Da scheint mir die Idee, dass "ist wahr" nur eine Art ist, über Sätze
zu reden, doch bestechend.

(Jetzt darf man natürlich sagen, dass wir in der Alltagssprache sowas
wie "Aussage X ist wahr" ist wahr niemals gebrauchen würden. Daher ist
der Einwand im Grunde irrelevant.)

> "Die Bedeutung eines Satzes zu kennen, heißt zu wissen, unter welchen
> Bedingungen er wahr ist." ist von Wittgenstein, oder? Es entspricht dem, was
> ich gesagt hatte und daher werde ich es wohl auch haben.

Jain.

Er stammt jedenfalls aus dem Umfeld des Wiener Kreises und diese
wiederum haben ja Wittgenstein "verschlungen".

> Den Erklärungsgehalt wollte ich eher dem ptolemäischen und kopernikanischen
> Modell absprechen. Das kopernikanische ist insofern einfacher (um auf Deine
> gleich folgende Frage zu antworten) als es mit Kreisen auskommt. Ptolemäus
> braucht kompliziertere Figuren, mit denen sich, wenn ich mich nicht irre,
> die Planetenbewegungen aber ebenso zuverlässig vorhersagen lassen.

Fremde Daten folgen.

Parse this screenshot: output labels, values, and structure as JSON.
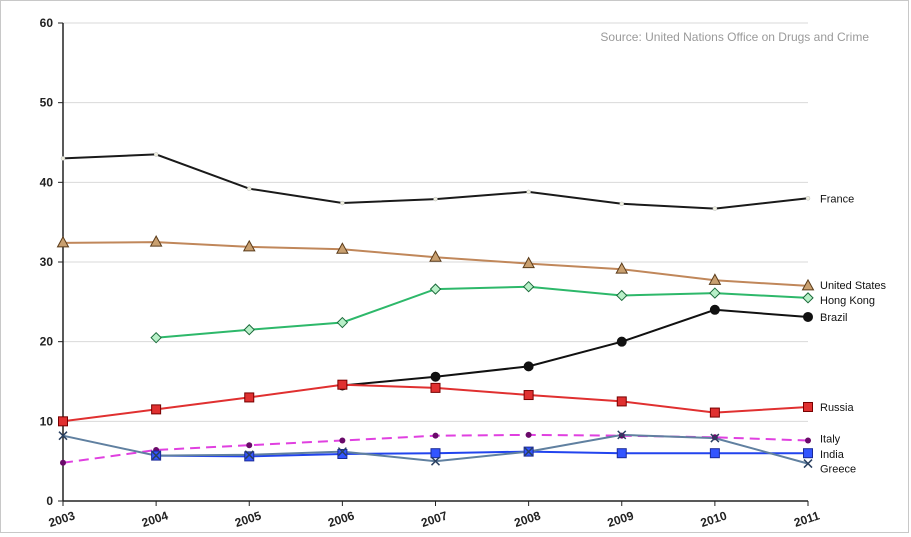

Ich schieb es mal ein: Ich glaube, ich habe mal bei Kuhn gelesen, dass
das Kopernische Modell mit den Kreisen sogar komplexer war als
Ptolemäus. Jedenfalls war es einige mathematische Detailarbeit, um die
Unterschiede hinsichtlich einfachheit zu bewerten.

Kepler hat sich ja grade durchgesetzt, weil er auf Kreise verzichtete.

[...]
>> Du sprichst einen sehr wenigen Punkt an. Und der Punk ist, um
>> Illusionen von korrekten Beschreibungen abzugrenzen, braucht man
>> bereits eine gewisse Theorie. Eine Theorie der Wahrnehmung oder
>> Erkenntnis.
>> Eine Illusion im Sinne einer optischen Täuschung ist ja erst mal was
>> objektives. Wenn wir beide etwa einem Penrose-dreieck gegenübersehen,
>> dann sehen wir beide das selbe. Erst wenn wir den Blickwinkel ändern,
>> sieht es Objekt anders aus.
[...]
> Die Verallgemeinerung des Satzes "ich kann mich über meine Eindrücke nicht
> irren wäre "das und das ist nicht möglich".
> Das verstehe ich nur, wenn ich
> weiß, was genau nicht möglich sein soll. Ich würde also um eine Beschreibung
> meinetwegen frei erfundener Umstände bitten, unter denen Du sagen würdest,
> daß Du Dich über Deine Eindrücke geirrt hast. Nur dann weiß ich, was durch
> den Satz ausgeschlossen werden soll.

Wenn du wünscht, versuche ich etwas anzugeben:
Nehmen wir einmal an du hättest auf einmal einen heftigen Eindruck von
Röte im gesamten Gesichtsfeld. Unter normalen Umständen würdest du
davon ausgehen, dass etwas am Licht verändert wurde und zwar so
schnell, dass deine Augen sich nicht einstellen könnten (unter rotem
Licht wirkt alles rot).
In Wahrheit hat dir aber vielleicht ein sehr guter Hypnotiseur oder
ein Neurologe mittels seiner Technik so eine Eindruck suggeriert.

Dein Eindruck bezog sich demnach nicht auf etwas, das draußen in der
Welt war, sondern auf etwas, dass sich in deinem Kopf, sozusagen in
deinen Wahrnehmungsapparat selbst zugetragen hat.